Source code for diviner.data.pandas_group_generator

from diviner.data.base_group_generator import BaseGroupGenerator
from diviner.utils.common import _validate_keys_in_df
import pandas as pd
from typing import Tuple


[docs]class PandasGroupGenerator(BaseGroupGenerator):
    """
    This class is used to convert a normalized collection of time series data within a single
    ``DataFrame``, e.g.:

    =========== ==== ============ ======
    region      zone ds           y
    =========== ==== ============ ======
    'northeast' 1    "2021-10-01" 1234.5
    'northeast' 2    "2021-10-01" 3255.6
    'northeast' 1    "2021-10-02" 1255.9
    =========== ==== ============ ======

    With the grouping keys ``['region', 'zone']`` define the unique series of the target ``y``
    indexed by ``ds``.

    This class will

    #. Generate a `master group key` that is a tuple zip of the grouping key arguments specified
       by the user, preserving the order of declaration of these keys.
    #. Group the ``DataFrame`` by these master grouping keys and generate a collection of tuples
       of the form ``(master_grouping_key, <series DataFrame>)`` which is used for iterating over
       to generate the individualized forecasting models for each master key group.

    """

[docs]    def __init__(self, group_key_columns: Tuple, datetime_col: str, y_col: str):
        """
        :param group_key_columns: Grouping columns that a combination of which designates a
                                  combination of ``ds`` and ``y`` that represent a distinct series.
        :param datetime_col: The name of the column that contains the ``datetime`` values for
                             each series.
        :param y_col: The endogenous regressor element of the series.

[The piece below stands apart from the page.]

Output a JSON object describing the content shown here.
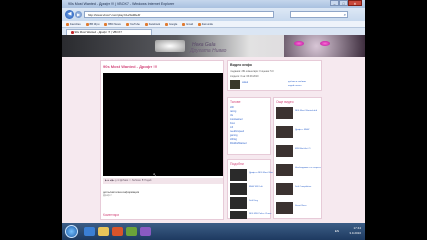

This is the value that is
                      used for training and is the element that is intending to be forecast.
        """
        self._group_key_columns = group_key_columns
        self._datetime_col = datetime_col
        self._y_col = y_col
        super().__init__(group_key_columns, datetime_col, y_col)

[docs]    def _get_df_with_master_key_column(self, df: pd.DataFrame) -> pd.DataFrame:
        """
        Method for creating the 'master_group_key' column that defines a unique group.
        The master_group_key column is generated from the concatenation (within a tuple) of the
        values in each of the individual `_group_key_columns`, serving as an aggregation grouping
        key to define a unique collection of datetime series values.
        For example:

        =========== ==== ============ ======
        region      zone ds           y
        =========== ==== ============ ======
        'northeast' 1    "2021-10-01" 1234.5
        'northeast' 2    "2021-10-01" 3255.6
        'northeast' 1    "2021-10-02" 1255.9
        =========== ==== ============ ======

        With the above dataset, the ``group_key_columns`` passed in would be: ``('region', 'zone')``
        This method will modify the input ``DataFrame`` by adding the ``master_group_key`` as
        follows:

        =========== ==== ============ ====== ================
        region      zone ds           y      grouping_key
        =========== ==== ============ ====== ================
        'northeast' 1    "2021-10-01" 1234.5 ('northeast', 1)
        'northeast' 2    "2021-10-01" 3255.6 ('northeast', 2)
        'northeast' 1    "2021-10-02" 1255.9 ('northeast', 1)
        =========== ==== ============ ====== ================

        :param df: The normalized ``DataFrame``
        :return: A copy of the passed-in ``DataFrame`` with a master grouping key column added
                 that contains the group definitions per row of the input ``DataFrame``.
        """

        _validate_keys_in_df(df, self._group_key_columns)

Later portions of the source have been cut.